Page MenuHomePhabricator

Cache submodules and use --reference to save space
ClosedPublic

Authored by mmodell on Oct 18 2017, 10:33 PM.

Details

Maniphest Tasks
T137124: Scap3 submodule space issues
Reviewers
demon
thcipriani
hashar
dduvall
Group Reviewers
Release-Engineering-Team
Commits
rMSCAccea24641f77: Cache submodules and use --reference to save space
Patch without arc
git checkout -b D826 && curl -L https://phabricator.wikimedia.org/D826?download=true | git apply
Summary

Requires git 2.11, which we should have everywhere.

The new behavior is to caches the submodules in deploy-cache/cache/modules/, then
when cloning to revs/$rev/ we use --recurse-submodules and --reference ../cache/
then git does the magic to make the clone's submodules reuse the cached objects.

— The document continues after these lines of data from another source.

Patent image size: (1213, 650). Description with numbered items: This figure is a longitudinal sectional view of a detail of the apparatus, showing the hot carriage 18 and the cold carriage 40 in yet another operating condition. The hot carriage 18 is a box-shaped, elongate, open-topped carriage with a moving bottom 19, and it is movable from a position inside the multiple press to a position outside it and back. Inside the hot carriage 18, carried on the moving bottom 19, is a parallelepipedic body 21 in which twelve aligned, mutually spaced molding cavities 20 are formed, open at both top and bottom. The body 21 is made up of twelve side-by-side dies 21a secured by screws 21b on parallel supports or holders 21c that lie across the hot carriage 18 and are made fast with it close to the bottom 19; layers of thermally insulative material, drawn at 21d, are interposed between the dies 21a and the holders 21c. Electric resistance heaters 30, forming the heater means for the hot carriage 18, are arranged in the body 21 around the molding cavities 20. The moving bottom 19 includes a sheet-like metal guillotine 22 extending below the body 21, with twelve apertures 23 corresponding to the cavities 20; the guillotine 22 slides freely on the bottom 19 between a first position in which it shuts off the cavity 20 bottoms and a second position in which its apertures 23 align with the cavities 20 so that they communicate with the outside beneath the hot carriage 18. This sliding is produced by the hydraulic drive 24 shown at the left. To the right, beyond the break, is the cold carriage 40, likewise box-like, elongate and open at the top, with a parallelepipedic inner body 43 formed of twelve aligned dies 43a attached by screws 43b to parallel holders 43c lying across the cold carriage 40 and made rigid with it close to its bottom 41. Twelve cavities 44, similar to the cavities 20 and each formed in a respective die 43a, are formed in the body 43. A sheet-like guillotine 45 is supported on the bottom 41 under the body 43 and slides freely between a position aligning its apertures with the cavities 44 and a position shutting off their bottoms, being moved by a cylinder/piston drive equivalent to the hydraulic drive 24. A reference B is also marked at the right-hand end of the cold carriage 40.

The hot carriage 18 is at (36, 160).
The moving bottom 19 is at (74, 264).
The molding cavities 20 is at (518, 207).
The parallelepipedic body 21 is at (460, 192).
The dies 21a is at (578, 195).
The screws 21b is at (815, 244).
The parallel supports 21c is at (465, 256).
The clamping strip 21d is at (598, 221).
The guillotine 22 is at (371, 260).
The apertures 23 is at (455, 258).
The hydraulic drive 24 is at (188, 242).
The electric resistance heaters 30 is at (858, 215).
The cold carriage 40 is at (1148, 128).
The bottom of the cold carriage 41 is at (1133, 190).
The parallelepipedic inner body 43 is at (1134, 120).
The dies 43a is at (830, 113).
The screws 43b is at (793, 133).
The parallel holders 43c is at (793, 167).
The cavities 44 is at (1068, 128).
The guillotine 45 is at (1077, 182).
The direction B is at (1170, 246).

Disk usage, using rPHDEP as an example.

Cache modules

$ du -hs cache/.git/modules/
121M    cache/.git/modules/

Checkout in revs/

$ du -hs revs/test/..git/modules
2.6M    revs/test/.git/modules
Test Plan

Currently untested. I'd like to merge this and test in beta.

Diff Detail

Repository
rMSCA Scap
Lint
Automatic diff as part of commit; lint not applicable.
Unit
Automatic diff as part of commit; unit tests not applicable.

Event Timeline

mmodell created this revision.Oct 18 2017, 10:33 PM
Restricted Application added a reviewer: Release-Engineering-Team. · View Herald TranscriptOct 18 2017, 10:33 PM
Restricted Application added a project: Release-Engineering-Team. · View Herald Transcript
mmodell added inline comments.Oct 18 2017, 10:36 PM
scap/deploy.py
275

Update submodules in the cache instead of the rev

303–305

This will take care of referencing the objects from cache and the rev/.git/modules will be tiny!

mmodell retitled this revision from WIP: cache submodules and use --reference to save space to Cache submodules and use --reference to save space.Oct 19 2017, 6:10 PM
mmodell edited the test plan for this revision. (Show Details)
demon accepted this revision.Oct 19 2017, 6:15 PM

Probably fine, at least for testing in beta. Nitpick about performance inline.

scap/git.py
323

For repos with a sufficiently high number of submodules, we'd benefit from using --jobs

We do a lot of this "find a sane number of processors to fork to" logic, we should probably have a function in utils for that.

This revision is now accepted and ready to land.Oct 19 2017, 6:15 PM
mmodell updated this revision to Diff 2189.Oct 19 2017, 10:53 PM

Use the cpus_for_jobs function from D828

mmodell updated this revision to Diff 2190.Oct 19 2017, 10:56 PM

one more call to cpus_for_jobs

mmodell marked an inline comment as done.Oct 19 2017, 10:57 PM
This revision was automatically updated to reflect the committed changes.